The agents running White Wash ultimately claimed that the operation
generated 125 arrests and the seizure of $107 million in assets and
nearly 9 tons of cocaine. However, a 216-page DEA audit in 2020
found White Wash’s statistics were wildly inflated, and a memo
prepared for then-DEA Administrator Anne Milgram described the
operation as a “mirage.”
For instance, a large chunk of the operation’s total seized assets —
some $30 million — was attributed to two stolen Van Gogh paintings
recovered by Italian investigators in the villa of notorious drug
trafficker Raffaele Imperiale. In the end, the audit attributed just
five convictions to White Wash.
White Wash seized only $1.3 million in illicit funds — a little more
than the $900,000 tab DEA agents racked up in travel, according to
the audit.
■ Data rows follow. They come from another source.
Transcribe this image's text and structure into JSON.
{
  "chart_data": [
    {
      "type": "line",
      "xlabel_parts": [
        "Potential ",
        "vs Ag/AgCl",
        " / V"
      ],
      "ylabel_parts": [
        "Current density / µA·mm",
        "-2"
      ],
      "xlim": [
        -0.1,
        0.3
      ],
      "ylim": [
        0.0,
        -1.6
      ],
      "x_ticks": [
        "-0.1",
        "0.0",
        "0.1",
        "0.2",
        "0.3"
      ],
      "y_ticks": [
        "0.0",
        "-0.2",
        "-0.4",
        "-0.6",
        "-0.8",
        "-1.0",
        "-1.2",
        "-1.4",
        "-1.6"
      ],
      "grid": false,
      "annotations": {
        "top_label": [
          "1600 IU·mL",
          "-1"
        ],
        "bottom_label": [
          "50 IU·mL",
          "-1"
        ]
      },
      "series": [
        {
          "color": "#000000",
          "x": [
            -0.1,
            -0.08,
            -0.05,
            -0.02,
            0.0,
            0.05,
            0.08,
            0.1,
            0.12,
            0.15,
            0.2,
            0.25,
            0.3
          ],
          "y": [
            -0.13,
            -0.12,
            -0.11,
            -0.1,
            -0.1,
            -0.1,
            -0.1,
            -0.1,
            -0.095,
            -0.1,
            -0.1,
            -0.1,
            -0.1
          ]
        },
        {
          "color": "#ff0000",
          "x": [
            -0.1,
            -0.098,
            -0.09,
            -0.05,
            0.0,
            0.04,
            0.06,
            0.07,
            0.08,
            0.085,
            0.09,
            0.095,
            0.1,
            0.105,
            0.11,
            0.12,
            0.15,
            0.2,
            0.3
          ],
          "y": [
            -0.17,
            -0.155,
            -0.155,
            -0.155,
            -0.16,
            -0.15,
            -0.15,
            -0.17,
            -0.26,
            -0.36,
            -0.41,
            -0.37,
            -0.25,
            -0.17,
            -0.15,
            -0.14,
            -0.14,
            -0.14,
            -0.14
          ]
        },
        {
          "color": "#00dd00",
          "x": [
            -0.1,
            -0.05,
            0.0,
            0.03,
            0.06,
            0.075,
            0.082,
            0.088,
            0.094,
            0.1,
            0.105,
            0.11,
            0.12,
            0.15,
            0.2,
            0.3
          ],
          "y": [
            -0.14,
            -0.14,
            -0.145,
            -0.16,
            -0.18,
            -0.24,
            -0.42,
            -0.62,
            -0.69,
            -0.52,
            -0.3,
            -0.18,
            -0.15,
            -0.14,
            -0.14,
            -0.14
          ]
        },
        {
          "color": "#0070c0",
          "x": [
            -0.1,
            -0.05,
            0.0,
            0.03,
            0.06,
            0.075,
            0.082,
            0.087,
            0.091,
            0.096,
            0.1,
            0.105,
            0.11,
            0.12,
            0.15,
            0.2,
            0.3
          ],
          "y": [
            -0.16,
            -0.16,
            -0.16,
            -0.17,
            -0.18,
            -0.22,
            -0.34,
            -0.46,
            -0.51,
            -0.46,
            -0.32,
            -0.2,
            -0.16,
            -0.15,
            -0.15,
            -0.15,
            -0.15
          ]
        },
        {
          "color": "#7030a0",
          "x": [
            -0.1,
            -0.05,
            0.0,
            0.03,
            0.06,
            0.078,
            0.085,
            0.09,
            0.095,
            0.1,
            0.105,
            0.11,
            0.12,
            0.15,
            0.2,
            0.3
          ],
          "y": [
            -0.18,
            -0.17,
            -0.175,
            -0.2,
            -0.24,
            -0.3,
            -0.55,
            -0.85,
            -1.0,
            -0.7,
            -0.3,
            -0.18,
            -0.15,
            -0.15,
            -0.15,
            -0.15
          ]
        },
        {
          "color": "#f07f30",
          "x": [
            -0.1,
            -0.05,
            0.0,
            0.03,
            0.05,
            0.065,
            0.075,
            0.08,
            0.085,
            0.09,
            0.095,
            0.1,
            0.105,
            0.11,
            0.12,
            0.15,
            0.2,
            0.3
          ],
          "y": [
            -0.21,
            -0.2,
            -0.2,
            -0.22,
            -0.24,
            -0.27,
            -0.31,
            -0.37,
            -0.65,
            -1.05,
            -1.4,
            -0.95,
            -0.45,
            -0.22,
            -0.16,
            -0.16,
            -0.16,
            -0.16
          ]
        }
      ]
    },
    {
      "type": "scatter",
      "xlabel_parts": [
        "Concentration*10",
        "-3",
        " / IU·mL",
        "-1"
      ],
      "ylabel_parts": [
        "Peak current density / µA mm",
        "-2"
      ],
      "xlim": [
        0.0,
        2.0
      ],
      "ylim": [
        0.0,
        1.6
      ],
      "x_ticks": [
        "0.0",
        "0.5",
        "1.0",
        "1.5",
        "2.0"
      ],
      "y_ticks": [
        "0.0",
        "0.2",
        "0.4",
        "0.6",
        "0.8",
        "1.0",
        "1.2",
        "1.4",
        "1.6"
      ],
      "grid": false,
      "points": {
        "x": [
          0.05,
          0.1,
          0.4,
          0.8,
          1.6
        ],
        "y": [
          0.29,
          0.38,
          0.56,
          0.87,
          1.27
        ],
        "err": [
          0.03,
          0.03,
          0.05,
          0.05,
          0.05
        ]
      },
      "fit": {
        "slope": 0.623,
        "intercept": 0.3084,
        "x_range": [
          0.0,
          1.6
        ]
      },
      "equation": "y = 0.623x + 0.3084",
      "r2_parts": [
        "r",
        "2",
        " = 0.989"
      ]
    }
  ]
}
Paid DEA informants helped hide much of the partying, as
agents would falsely book unneeded hotel rooms and charge alcohol
and dinners to them.
To this day, the U.S. government is unable to account for another
$19 million in DEA-laundered funds tied to White Wash.
The fall
After so many years with so little oversight, Irizarry grew
overconfident.
In 2016, he tried to block authorities in Colombia from seizing a
container of Marín’s that was later revealed to contain $3 million
in contraband liquor, cigarettes and clothing. Irizarry falsely told
U.S. customs officials the shipment was part of an undercover DEA
operation, the government records show.
Within days, the U.S. ambassador to Colombia kicked him out of the
country. Irizarry was indicted in 2020 and pleaded guilty to 19
counts of money laundering. He’s now serving a more than 12-year
federal sentence. None of his colleagues was charged, but more than
a dozen were either disciplined or investigated.
“I messed up,” Irizarry told the AP. “The indictment paints a
picture of me, the corrupt agent that did this entire scheme. But it
doesn’t talk about the rest of DEA. I wasn’t the mastermind.”
Marín’s good fortune also appears to have run out. Last year, he was
arrested in Spain on a Colombian warrant over bribes he allegedly
paid to three public officials to provide safe passage for dozens of
containers arriving each week, some of them from China. After being
released on bail, he fled to Portugal, where he was re-arrested and
is seeking asylum.

The allegations tying him to Petro, the Colombian president, recall
some of the darkest episodes of that country’s long fight against
cocaine and corruption. The money he’s accused of giving Petro’s
2022 presidential campaign was received by a close aide, though the
president has said he later ordered it returned.
“I know how hard Marín fought to get to me,” Petro said on X in
February, “thinking I was like the others.”